Au-delà de ses qualités intrinsèques, si l’histoire a tellement remué Pablo Berger, c’est peut-être parce qu’il y trouvait des échos de son expérience personnelle, lorsqu’il était étudiant dans un New York dont l’horizon était encore dominé par les tours jumelles. Il concède d’ailleurs bien volontiers que Dog et lui ne font qu’un: “Dog, c’est moi. L’endroit où il vit, c’est le dernier appartement que j’ai occupé à New York. Et ce qu’il fait renvoie à mon vécu. J’ai passé dix ans à New York où j’ai étudié à la Tisch School of the Arts. Bien sûr, c’était des années excitantes, même si j’ai connu des hauts et des bas, et que je sais ce que c’est d’être seul. Ce film est ma lettre d’amour à New York, où j’ai rencontré ma femme et ceux qui sont devenus mes collaborateurs les plus proches.

Pas de limite

Pour recréer le New York de l’époque, le réalisateur a trouvé dans l’animation un moyen idoine. Le seul, sans doute, lui permettant de mener l’entreprise à son terme. “L’animation vous donne une liberté considérable. Vouloir filmer le New York des années 90 aujourd’hui serait très difficile, sinon impossible, alors qu’avec l’animation, il n’y a pas de limite. Et puis, en live action, avec des acteurs, le budget aurait rapidement été astronomique. Ici, on a pu s’en tenir aux moyens d’une coproduction européenne.Autre avantage de l’animation (supervisée par le Belge Benoît Féroumont), la licence créative qu’elle autorisait. Avec son lot de trouvailles et de jeux sur le cadre, mais aussi de références, de la poésie de Pierre Étaix au génie de Buster Keaton; d’un hommage au Disney de Flowers and Trees aux chorégraphies enlevées de Busby Berkeley. Sans oublier l’anthropomorphisme et son champ de possibles.
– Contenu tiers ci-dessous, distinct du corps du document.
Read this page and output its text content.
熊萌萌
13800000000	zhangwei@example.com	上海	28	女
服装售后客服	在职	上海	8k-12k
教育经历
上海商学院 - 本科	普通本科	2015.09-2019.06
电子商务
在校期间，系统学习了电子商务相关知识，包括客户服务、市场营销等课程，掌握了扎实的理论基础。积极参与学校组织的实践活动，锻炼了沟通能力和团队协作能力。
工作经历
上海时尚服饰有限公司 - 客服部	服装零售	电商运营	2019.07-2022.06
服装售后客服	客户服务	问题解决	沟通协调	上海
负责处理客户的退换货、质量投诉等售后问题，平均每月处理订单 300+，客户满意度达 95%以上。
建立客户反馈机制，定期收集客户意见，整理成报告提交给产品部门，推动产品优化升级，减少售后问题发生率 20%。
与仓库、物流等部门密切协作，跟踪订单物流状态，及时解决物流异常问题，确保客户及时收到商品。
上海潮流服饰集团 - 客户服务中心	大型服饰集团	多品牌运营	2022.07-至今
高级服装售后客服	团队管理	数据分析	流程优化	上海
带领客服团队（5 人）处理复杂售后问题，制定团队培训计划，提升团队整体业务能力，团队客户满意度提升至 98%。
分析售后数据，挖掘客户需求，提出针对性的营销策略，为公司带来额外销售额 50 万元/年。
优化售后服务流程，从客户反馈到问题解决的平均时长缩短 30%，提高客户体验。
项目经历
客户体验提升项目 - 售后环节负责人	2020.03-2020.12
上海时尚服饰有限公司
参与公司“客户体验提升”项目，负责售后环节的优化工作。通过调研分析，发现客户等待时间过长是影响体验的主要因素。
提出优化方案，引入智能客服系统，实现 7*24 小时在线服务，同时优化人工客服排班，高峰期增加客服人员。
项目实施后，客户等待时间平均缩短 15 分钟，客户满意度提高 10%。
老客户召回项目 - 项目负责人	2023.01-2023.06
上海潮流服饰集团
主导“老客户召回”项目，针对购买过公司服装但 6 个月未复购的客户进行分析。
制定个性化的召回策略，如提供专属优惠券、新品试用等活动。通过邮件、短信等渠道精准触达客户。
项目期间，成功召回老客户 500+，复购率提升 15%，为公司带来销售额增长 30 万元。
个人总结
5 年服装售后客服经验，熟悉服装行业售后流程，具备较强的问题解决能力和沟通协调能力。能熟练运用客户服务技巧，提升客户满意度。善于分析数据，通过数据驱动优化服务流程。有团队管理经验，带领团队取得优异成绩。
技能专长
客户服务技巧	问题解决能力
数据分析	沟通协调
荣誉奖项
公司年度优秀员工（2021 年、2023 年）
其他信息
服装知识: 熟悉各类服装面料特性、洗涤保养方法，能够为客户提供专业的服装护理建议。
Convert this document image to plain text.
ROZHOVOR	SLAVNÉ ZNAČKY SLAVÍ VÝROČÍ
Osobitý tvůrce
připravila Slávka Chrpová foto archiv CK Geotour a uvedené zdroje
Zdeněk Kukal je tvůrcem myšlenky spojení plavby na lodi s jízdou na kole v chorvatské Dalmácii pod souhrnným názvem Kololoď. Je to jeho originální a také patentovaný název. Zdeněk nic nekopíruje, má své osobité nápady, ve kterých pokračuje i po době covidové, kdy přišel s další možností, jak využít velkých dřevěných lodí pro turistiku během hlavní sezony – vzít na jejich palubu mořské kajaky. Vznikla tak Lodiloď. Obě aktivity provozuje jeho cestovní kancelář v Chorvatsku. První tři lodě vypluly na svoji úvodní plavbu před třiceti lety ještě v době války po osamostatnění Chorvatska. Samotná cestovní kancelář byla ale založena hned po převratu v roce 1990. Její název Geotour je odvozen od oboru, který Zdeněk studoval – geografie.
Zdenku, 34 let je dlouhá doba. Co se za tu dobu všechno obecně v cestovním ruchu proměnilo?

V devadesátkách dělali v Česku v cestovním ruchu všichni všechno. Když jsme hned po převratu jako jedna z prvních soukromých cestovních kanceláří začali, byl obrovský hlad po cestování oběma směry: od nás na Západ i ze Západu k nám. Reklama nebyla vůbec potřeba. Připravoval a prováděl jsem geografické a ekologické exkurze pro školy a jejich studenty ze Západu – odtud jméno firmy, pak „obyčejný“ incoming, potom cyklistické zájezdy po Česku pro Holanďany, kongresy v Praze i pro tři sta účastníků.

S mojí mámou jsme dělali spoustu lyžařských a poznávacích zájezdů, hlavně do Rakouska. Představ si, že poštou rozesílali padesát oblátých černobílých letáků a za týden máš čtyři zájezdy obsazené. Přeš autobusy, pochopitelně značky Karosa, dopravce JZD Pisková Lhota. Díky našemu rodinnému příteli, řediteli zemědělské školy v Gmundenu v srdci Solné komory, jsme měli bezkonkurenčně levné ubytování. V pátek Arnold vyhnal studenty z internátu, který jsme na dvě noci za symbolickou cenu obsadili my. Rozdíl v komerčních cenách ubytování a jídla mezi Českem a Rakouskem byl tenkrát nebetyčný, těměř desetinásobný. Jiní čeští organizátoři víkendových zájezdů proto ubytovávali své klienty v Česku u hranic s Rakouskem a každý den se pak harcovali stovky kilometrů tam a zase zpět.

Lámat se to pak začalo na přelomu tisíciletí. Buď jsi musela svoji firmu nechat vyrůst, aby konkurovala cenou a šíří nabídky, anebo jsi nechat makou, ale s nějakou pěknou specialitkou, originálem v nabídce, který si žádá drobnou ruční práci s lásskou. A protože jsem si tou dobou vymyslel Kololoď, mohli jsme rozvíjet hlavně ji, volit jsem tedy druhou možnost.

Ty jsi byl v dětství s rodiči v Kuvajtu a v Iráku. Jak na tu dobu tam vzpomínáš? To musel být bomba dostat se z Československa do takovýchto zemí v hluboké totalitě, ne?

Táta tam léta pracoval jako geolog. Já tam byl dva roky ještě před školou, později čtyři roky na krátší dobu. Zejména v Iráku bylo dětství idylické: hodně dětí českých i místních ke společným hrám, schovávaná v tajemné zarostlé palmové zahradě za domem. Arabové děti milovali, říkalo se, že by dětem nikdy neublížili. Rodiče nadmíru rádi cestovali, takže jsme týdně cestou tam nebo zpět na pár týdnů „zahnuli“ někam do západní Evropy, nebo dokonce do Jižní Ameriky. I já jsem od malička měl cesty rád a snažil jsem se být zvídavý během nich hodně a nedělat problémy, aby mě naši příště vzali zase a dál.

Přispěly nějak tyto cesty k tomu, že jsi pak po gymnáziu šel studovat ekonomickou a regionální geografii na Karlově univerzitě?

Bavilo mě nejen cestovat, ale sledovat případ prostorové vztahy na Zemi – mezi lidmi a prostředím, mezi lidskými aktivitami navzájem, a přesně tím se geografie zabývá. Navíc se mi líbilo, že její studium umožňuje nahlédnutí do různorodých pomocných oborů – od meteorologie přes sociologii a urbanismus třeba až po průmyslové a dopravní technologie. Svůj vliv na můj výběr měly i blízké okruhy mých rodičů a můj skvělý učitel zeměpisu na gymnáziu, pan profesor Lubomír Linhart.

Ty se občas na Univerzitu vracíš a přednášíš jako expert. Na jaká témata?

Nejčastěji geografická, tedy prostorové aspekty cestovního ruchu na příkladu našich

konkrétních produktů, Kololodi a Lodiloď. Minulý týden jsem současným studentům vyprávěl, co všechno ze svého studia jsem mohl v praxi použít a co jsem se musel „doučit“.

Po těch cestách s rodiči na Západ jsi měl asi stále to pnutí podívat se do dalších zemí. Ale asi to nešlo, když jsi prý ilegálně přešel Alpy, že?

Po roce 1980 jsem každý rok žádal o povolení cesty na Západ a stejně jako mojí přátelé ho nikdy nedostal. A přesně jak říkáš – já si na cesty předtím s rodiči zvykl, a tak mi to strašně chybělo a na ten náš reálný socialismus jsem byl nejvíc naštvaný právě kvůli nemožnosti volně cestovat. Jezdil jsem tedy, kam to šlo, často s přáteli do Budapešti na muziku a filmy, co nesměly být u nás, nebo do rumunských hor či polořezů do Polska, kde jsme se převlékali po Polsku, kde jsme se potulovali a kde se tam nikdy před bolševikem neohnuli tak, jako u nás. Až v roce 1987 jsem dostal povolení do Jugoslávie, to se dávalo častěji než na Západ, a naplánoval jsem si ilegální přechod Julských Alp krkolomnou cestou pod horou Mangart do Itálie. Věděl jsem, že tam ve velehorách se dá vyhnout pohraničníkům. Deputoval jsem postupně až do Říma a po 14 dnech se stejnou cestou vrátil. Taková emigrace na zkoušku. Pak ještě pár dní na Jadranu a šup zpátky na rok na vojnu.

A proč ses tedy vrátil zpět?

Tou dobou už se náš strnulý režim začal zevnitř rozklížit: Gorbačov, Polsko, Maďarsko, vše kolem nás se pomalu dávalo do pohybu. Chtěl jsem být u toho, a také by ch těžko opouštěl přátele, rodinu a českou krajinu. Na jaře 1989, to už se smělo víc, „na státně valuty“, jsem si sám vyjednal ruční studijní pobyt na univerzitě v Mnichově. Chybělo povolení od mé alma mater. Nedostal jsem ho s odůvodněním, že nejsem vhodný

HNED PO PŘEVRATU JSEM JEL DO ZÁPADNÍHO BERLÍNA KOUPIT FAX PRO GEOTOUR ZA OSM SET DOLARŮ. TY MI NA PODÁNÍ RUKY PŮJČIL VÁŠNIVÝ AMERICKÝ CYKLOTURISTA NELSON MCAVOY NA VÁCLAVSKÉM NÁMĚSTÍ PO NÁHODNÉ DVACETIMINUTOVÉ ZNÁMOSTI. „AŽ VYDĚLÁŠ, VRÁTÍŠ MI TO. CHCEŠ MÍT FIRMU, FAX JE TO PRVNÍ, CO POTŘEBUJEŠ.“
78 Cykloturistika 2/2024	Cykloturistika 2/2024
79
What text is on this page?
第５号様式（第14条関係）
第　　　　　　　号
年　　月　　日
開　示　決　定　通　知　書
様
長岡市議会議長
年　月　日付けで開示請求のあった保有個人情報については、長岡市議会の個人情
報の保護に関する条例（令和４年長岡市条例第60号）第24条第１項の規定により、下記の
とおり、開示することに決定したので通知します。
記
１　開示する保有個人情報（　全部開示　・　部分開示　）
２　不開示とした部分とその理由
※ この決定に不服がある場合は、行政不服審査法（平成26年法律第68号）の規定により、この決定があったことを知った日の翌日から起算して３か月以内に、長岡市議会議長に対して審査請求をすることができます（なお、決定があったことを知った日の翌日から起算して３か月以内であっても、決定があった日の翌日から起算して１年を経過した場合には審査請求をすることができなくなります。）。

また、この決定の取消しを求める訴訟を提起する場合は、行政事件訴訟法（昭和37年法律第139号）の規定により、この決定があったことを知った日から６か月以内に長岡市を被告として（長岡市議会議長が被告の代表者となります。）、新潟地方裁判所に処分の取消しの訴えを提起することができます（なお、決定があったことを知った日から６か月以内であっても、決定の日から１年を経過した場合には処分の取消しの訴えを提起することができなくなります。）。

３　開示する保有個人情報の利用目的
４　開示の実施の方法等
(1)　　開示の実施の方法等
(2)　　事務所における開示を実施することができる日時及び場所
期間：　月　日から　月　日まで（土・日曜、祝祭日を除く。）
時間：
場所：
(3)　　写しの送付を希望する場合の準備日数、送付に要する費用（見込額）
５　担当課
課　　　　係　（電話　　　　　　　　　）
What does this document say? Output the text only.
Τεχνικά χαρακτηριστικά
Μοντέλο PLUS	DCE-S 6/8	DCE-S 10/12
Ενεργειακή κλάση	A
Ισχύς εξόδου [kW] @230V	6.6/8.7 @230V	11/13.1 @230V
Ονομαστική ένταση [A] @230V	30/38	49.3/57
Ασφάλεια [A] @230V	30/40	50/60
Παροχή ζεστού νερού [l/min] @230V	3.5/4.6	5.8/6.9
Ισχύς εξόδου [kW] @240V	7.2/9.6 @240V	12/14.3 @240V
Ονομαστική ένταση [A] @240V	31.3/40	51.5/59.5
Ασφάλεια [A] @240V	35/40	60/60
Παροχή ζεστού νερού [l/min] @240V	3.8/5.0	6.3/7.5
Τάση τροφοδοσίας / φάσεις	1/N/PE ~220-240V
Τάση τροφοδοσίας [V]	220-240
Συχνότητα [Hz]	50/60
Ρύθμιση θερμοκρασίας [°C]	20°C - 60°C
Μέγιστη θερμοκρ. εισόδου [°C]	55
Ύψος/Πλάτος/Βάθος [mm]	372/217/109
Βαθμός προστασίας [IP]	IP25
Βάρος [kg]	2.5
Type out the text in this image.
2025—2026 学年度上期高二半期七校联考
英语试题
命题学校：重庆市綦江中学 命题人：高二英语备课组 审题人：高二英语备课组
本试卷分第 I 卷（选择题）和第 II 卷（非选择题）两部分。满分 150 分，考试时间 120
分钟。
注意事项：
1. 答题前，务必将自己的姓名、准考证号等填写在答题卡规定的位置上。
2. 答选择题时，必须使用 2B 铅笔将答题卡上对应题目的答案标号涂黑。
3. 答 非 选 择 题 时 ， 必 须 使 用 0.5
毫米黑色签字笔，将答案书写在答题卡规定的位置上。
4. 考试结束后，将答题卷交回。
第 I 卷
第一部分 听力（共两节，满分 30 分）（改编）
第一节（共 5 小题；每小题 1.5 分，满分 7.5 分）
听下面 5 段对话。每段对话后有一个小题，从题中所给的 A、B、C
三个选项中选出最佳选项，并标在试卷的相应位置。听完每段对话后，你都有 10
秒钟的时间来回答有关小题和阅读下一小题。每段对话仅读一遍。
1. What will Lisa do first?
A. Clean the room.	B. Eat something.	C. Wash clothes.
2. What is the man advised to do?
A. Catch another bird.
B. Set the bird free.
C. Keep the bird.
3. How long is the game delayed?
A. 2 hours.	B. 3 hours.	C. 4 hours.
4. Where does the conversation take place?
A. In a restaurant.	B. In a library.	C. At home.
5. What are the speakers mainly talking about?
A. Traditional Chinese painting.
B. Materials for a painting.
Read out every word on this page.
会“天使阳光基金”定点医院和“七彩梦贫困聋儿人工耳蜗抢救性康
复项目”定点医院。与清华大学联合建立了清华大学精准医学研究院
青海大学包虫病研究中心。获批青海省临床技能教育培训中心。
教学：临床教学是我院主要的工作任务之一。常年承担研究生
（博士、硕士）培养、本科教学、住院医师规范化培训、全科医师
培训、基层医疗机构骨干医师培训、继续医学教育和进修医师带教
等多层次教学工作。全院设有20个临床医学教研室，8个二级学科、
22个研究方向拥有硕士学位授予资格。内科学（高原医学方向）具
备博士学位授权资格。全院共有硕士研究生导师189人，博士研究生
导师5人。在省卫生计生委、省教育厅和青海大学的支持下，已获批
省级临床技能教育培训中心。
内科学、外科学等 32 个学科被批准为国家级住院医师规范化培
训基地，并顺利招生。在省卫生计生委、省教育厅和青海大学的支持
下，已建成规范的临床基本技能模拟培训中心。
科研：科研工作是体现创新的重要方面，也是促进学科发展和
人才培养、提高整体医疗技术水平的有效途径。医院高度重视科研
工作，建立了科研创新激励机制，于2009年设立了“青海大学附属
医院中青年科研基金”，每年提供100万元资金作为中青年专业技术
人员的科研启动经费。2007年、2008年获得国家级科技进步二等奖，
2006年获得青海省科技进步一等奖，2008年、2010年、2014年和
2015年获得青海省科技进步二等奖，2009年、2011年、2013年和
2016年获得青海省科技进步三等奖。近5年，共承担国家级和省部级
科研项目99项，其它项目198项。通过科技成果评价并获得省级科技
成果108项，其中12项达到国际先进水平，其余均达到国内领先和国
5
Je donne à voir un New York qui a disparu. Ce n’est pas le New York du XXIe siècle, celui de l’après-11 septembre et de la mondialisation qui veut que la ville ne soit plus vraiment différente de Shanghai, Madrid ou Berlin. À l’époque où j’y vivais, New York était le centre économique du monde, et pour moi, son centre culturel. Pouvoir montrer ça était à la fois excitant et empreint de nostalgie. Quant au fait de représenter les humains sous les traits d’animaux, créer ces innombrables personnages nous a permis d’essayer toutes sortes de choses. Avec des animaux, on peut brouiller les notions de genre, de race ou d’orientation sexuelle, tout devient possible. J’y tenais, pas seulement parce que la société s’est diversifiée, mais aussi parce que New York l’était déjà à l’époque. Quand j’y ai débarqué en venant d’Espagne, la première chose à m’avoir frappé, c’était la diversité et la liberté. Je voulais transmettre cette image…” Vintage, mais intemporelle…

Robot Dreams (Mon ami robot)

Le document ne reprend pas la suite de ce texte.